Капитан полевой артиллерии — страница 23 из 59

Лихунов почувствовал, что по его спине течет холодный пот – ему нечего было говорить.

– Не знаю, почему.

– Не знаете! – всплеснул руками Акантов. – А ведь вам не мешало бы обзавестись вескими аргументами в свою пользу, а то выходит, что хотите обвинить людей в измене, а сами даже и не спешите предупредить их злодеяние, берете от них взятку и следуете на свою квартиру лакомиться ароматной краковской колбаской.

Лихунов не выдержал:

– Господин следователь, говорить со мной в таком тоне я не позволю. Может быть, вы считаете меня пособником шпионов? Меня, воевавшего в Карпатах, в то время как вы сидели здесь и жрали свой богатый крепостной паек?!

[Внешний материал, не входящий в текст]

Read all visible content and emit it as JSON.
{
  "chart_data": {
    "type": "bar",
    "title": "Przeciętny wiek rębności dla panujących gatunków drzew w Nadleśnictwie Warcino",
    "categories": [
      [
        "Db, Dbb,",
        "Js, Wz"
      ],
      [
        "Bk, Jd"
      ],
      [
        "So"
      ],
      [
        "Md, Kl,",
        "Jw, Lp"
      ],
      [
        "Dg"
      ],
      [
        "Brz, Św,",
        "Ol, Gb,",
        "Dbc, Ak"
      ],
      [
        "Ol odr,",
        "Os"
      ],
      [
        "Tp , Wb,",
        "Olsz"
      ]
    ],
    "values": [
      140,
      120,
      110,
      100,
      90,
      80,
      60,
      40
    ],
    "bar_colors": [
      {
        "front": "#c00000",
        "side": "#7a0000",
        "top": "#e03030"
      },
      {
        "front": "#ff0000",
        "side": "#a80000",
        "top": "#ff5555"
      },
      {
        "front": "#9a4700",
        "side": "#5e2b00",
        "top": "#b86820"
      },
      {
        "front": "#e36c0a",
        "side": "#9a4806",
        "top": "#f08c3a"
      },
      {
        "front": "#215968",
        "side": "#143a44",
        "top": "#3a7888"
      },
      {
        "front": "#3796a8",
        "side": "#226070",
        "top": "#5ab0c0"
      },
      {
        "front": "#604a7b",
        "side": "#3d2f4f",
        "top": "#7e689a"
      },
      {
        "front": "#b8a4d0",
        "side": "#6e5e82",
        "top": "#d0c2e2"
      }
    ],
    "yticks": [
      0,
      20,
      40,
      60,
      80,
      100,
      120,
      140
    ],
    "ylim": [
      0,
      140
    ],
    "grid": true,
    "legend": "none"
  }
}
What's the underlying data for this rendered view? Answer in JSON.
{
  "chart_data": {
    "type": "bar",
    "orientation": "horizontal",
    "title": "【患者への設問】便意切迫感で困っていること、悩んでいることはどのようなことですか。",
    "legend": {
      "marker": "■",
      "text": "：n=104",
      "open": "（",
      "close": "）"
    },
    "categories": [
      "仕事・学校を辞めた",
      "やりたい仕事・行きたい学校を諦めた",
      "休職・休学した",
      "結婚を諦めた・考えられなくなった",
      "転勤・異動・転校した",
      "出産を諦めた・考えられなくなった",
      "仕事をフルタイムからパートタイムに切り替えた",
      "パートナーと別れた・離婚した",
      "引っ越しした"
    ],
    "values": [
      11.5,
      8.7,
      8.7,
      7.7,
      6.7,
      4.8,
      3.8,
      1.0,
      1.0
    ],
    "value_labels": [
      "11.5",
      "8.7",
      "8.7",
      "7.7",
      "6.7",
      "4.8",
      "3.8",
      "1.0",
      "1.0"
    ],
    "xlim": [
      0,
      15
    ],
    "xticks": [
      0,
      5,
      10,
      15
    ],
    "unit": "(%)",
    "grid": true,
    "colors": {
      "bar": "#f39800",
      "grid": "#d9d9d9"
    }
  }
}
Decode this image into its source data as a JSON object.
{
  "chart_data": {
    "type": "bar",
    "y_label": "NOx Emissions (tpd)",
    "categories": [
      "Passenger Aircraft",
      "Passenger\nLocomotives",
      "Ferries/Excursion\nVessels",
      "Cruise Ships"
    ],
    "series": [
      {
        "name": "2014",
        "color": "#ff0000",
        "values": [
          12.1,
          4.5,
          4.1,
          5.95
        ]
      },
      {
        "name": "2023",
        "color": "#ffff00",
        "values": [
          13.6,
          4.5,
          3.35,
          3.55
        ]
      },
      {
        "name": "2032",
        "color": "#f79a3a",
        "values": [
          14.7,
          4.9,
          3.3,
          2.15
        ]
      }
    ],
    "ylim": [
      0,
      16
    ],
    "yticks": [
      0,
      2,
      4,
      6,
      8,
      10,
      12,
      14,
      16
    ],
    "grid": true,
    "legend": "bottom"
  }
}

– Не извольте повышать голос, господин капитан, – прошептал Акантов, со змеиной неподвижностью глядя прямо Лихунову в глаза. – Вам неведомо, чем мы тут питались. У вас же я еще вот что спрошу: за какой надобностью вы находились вблизи фортовой группы «Царский дар» позавчера?

Лихунов от неожиданности вздрогнул – неужели за ним следили? Отвечать нужно было точно, потому что любая ошибка могла сильно повредить ему. Не хотелось, правда, втягивать в историю Развалова, но, не упоминая его имени, объясниться было бы трудно.

– Да, я был у форта номер пятнадцать позавчера. Для предстоящей обороны мне было необходимо ознакомиться с местностью. Подполковник Развалов сопровождал меня.

– А не кажется ли вам странным, – тихо спросил Акантов, – что и ваш интерес, и интерес тех, кого вы называете шпионами, лежит вблизи форта Северной группы? Чем вы можете все это объяснить?

– Простым совпадением, – быстро ответил Лихунов, понимая, что он начинает увязать в какой-то липкой жиже, зловонной и безжалостной.

– Очень интересные совпадения,- тихонько похлопал своими сухими ладошками Акантов. – Ну а теперь рассмотрим вчерашний эпизод, – и он снова стал рыться среди бумаг. – Ну, поведайте, как дело было?

Лихунов, сбиваясь и путаясь, стал рассказывать следователю о происшествии, ни словом не упоминая о Маше.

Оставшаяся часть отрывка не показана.